Di ujung sebuah gang sempit ada warung kecil yang setia menjual satu jenis minuman. Menunya itu-itu saja, sudah puluhan tahun. Cerita seperti ini bukan hal aneh di Indonesia. Banyak kota punya versinya sendiri.
Lama-lama, tempat semacam ini jadi legenda. Orang bersumpah rasanya tidak pernah berubah dan tak bisa ditiru. Mereka rela datang dari jauh, antre lama, hanya untuk meneguk sepotong kenangan.
Yang membuat kuliner legendaris bertahan bukan sekadar resep. Kuncinya sering kali sebuah keyakinan yang keras kepala: tempat ini yang terbaik. Kenapa? Karena hanya ada satu.
Letaknya terpencil malah jadi daya tarik. Lokasi yang terasa eksklusif membangun mitosnya sendiri.Â
Pengunjung merasa mendapatkan sesuatu yang spesial, sebuah pengalaman yang menempel lama.

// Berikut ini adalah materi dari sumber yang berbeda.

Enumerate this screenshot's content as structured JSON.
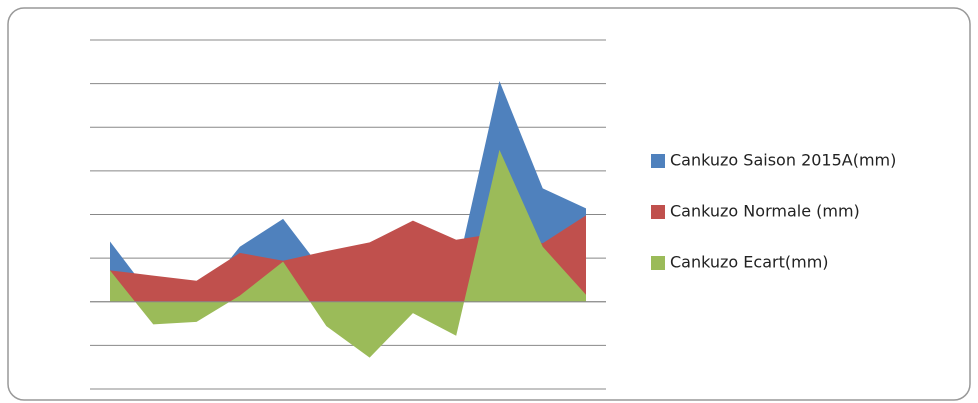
{
  "chart_data": {
    "type": "area",
    "categories": [
      null,
      null,
      null,
      null,
      null,
      null,
      null,
      null,
      null,
      null,
      null,
      null
    ],
    "series": [
      {
        "name": "Cankuzo Saison 2015A(mm)",
        "color": "#4f81bd",
        "values": [
          69,
          4,
          1,
          63,
          95,
          30,
          4,
          80,
          32,
          253,
          130,
          107
        ]
      },
      {
        "name": "Cankuzo Normale (mm)",
        "color": "#c0504d",
        "values": [
          36,
          30,
          24,
          56,
          47,
          58,
          68,
          93,
          71,
          79,
          67,
          99
        ]
      },
      {
        "name": "Cankuzo Ecart(mm)",
        "color": "#9bbb59",
        "values": [
          36,
          -26,
          -23,
          7,
          46,
          -28,
          -64,
          -13,
          -39,
          174,
          63,
          8
        ]
      }
    ],
    "ylim": [
      -100,
      300
    ],
    "yticks": [
      -100,
      -50,
      0,
      50,
      100,
      150,
      200,
      250,
      300
    ],
    "grid": true,
    "legend": "right"
  }
}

Tidak semua orang bisa mencicipinya, dan itu menambah aura.
Kita melihat pola ini pada banyak ikon. Contohnya Gudeg Yu Djum di Yogyakarta. Atau Sate Klatak Pak Pong. Dua-duanya masuk daftar wajib para pelancong, terutama karena lokasinya yang sangat spesifik.
Ada juga urusan tradisi yang dijaga ketat. Prosesnya serba manual dan otentik, dikerjakan tangan demi tangan, persis seperti puluhan tahun lalu. Tidak ada mesin modern. Tidak ada bahan instan.

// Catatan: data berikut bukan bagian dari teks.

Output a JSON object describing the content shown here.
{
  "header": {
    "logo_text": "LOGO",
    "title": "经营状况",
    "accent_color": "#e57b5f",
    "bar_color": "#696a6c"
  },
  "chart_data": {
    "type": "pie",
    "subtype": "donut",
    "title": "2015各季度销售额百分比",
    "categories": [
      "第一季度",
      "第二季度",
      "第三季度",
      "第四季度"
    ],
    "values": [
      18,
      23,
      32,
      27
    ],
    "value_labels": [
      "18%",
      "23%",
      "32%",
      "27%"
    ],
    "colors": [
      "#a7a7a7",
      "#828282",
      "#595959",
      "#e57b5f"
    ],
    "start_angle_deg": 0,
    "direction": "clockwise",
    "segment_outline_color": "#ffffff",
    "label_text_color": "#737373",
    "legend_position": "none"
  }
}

Cara seperti ini terasa lebih jujur, lebih ada rasanya. Banyak orang menyukainya. Seolah ada bentuk perlawanan halus terhadap dunia yang serbamendesak dan efisien. Makanan dibuat pelan-pelan, dengan sabar. Setiap porsi membawa sentuhan personal. Rasanya seperti punya jiwa.

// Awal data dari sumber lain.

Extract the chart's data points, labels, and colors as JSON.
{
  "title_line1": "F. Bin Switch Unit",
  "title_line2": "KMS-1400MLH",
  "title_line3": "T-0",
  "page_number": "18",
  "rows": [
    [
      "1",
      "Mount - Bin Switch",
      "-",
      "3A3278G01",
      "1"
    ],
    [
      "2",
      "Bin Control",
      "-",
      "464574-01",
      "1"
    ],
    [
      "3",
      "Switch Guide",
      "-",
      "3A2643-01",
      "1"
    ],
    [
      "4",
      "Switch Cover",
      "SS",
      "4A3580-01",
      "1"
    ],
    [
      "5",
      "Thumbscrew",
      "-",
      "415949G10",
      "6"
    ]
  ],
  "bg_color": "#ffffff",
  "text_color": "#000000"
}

Bahan pengikat yang paling kuat sebenarnya nostalgia. Makanan sederhana bisa jadi mesin waktu. Satu gigitan membawa kita pulang ke masa kecil. Yang muncul bukan hanya manis atau gurih, tapi memori.
Fenomena ini sudah dibahas dalam studi perilaku konsumen. Nostalgia terbukti meningkatkan minat beli seseorang.
Seperti pada sebuah studi tahun 2019 di Jurnal Manajemen dan Bisnis. Jadi pelanggan bukan semata membeli produk. Mereka datang membeli sepotong masa lalu yang mereka sayangi.